Art is art; technology is, well, technology. Their paths seldom cross, right? Not in the case of Body Brush, an advanced computer-aided tool pioneered by CityU's Professor Horace Ip to merge the two to produce stunning artistic results. 

 

Body Brush, in nutshell, is a computer technology that transforms body movements into real-time three-dimensional paintings. Driving this cross-disciplinary breakthrough are Professor Ip, Chair Professor and Head of Computer Science, and Hong Kong artist Mr Hay Young, with strong support from CityU's School of Creative Media.

 

The concept of a "body brush" was, with the aid of sophisticated computer image analysis technology, to capture and record the artist's motion and gestures in a 3-D space.
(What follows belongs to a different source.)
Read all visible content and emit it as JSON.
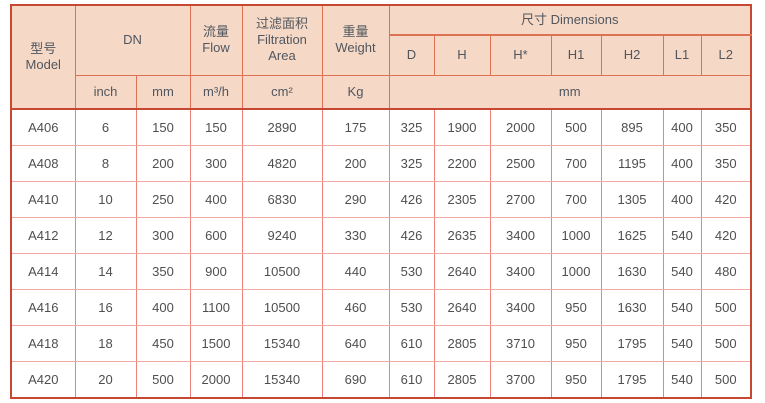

The resulting painting is a 3-D image, seen through the use of special goggles. The artist, instead of painting with a brush and a palette, paints with his body, transforming movement into art.

 

The trick, Professor Ip explained, was to develop an infrared camera system that could capture the image into the computer with an infrared lighting system that doesn't interfere with human motion Another technical challenge was graphical rendering - that's to devise a means of allowing the computer to pinpoint where the artist is in the 3-D space, analyze his body posture, and transform this numerical information, in real time, into viewable colours, widths and movements of strokes.

 

Body Brush has recently won an Honorary Mention in the Interactive Art Category in Prix Ars Electronica 2002, the most prestigious festival on electronic media art. This is the first entry from Hong Kong to have received the award.

A Body Brush exhibition, open daily to all from 10am to 7pm, is at the CityU Gallery until end of December 2002.